Молодая женщина покраснела.
— Матра Дольча! Да, признаюсь, я тебе и в самом деле завидую. — А потом тихо прибавила:
— Прости меня.
— Не нужно извиняться, — сказала Сааведра. — Не стоит делать это сейчас. Не сожалей, что тебе не ниспослан Дар. Матра дает нам то, что считает нужным.
— Но если ты Одарена… — Кабрал с сомнением выступил вперед. — Прошу прощения, что я задаю вопрос, но… Мечелла сказала правду? У тебя будет ребенок?
— Да, — спокойно ответила Сааведра. — Ребенок, который должен был родиться три века назад, еще появится на свет.
Кабрал тяжело вздохнул.
Как это ни странно, глаза Элейны неожиданно наполнились слезами, и она поспешно отвернулась.
Сааведра, не задумываясь о том, что делает, протянула руку.
— Нет, прошу тебя.., пожалуйста, не отворачивайся! Матра эй Фильхо! Ты единственная из них можешь меня понять. Неужели ты мне в этом откажешь? — Сааведра почувствовала, как и у нее на глазах появились слезы. — Матра Дольча, я здесь совсем одна, мое время давно прошло, я ни с кем не знакома — у меня есть только этот ребенок, ребенок Алехандро, который узнает о своем отце и о том времени, когда жила его мать, разве что из уроков древней истории. — Сааведре стало трудно говорить. — Ты же все понимаешь, правда? Ты чувствуешь. Сердцем, да и умом тоже.
Элейна стояла спиной к Сааведре. Казалось, прошла целая вечность, прежде чем она медленно повернулась и протянула ей дрожащую руку.
— Прости меня… Я не завидую твоему Дару. — Они взялись за руки. — Это правда, у тебя никого нет… И если ты захочешь, то станешь мне сестрой. Совсем как Беатрис, которая и на самом деле мне сестра. И Агустин… — Голос ее пресекся, она выпустила руку Сааведры. — Прошу меня простить. Я должна пойти посмотреть, не проснулся ли Агустин.
— Иди посмотри, ниниа мейа.
Сааведра с сожалением проводила ее глазами. А потом обратилась к Гиаберто:
— Кто такой Агустин?
Ответил ей Кабрал, сердито и печально одновременно:
— Агустин — ее младший брат, недавно прошедший конфирматтио. Он умирает, потому что Сарио облил горячим маслом из лампы картину мальчика, написанную красками с примесью крови.
Сааведра вздрогнула. Затем поцеловала кончики пальцев и приложила их к сердцу.
— Матра Дольча… Который Сарио?
— Этот. — Гиаберто показал на лицо, которое она не узнала. — Но нам не удалось применить к нему Чиеву до'Сангва.
Сааведра ответила не сразу. Она знала, как Сарио защитил себя.

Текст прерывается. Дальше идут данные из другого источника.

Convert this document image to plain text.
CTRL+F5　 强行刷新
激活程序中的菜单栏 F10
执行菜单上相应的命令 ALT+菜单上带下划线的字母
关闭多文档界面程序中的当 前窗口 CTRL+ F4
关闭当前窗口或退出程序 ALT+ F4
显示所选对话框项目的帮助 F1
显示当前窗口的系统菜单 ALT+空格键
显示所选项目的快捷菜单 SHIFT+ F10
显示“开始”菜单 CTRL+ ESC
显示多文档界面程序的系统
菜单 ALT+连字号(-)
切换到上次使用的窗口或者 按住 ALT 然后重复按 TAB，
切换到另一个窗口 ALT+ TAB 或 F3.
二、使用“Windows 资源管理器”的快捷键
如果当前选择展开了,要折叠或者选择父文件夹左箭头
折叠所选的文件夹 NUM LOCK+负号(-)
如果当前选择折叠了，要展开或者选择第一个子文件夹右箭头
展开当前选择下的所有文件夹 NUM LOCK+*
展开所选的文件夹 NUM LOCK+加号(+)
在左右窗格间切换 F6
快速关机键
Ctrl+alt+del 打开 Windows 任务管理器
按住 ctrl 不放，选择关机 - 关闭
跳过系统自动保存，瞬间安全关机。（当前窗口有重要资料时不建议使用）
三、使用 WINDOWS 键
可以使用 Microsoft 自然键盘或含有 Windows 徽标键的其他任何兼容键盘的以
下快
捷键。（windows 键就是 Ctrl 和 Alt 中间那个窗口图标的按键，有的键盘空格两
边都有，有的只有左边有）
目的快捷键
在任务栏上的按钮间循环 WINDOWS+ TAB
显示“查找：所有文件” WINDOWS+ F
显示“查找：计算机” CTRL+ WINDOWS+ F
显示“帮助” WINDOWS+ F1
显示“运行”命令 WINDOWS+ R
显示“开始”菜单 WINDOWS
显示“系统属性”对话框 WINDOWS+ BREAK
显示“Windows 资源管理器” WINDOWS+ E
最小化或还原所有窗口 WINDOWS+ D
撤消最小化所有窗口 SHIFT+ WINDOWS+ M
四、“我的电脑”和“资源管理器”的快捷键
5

— Мы еще не поняли, каким образом ему удалось это сделать, — продолжал Гиаберто, приняв ее молчание за удивление. Бросил взгляд на портрет. — Впрочем, может быть, на самом деле он не Сарио. Не наш Сарио. — Он обернулся к Сааведре. — Ты уверена, что видела в зеркале Сарио?
Впервые за свою жизнь — жизнь, исковерканную магией, — Сааведра Грихальва произнесла клятву, к которой даже они не могли отнестись несерьезно.
— Номмо Чиева до'Орро. — Она видела, что они ее услышали, отметила их потрясение. — Его одежда менялась, но лицо оставалось всегда одним и тем же. И Чиева у него на груди. — Неожиданно Сааведра задрожала, словно в комнату ворвался порыв холодного ветра. — Возможно, жестокость — или, наоборот, великодушие — заставили его нарисовать зеркало… Видимо, у него были на это свои собственные причины. Но я думаю, оно показывало правду — настоящий мир и его истинное лицо. И в этом мире всегда был Сарио.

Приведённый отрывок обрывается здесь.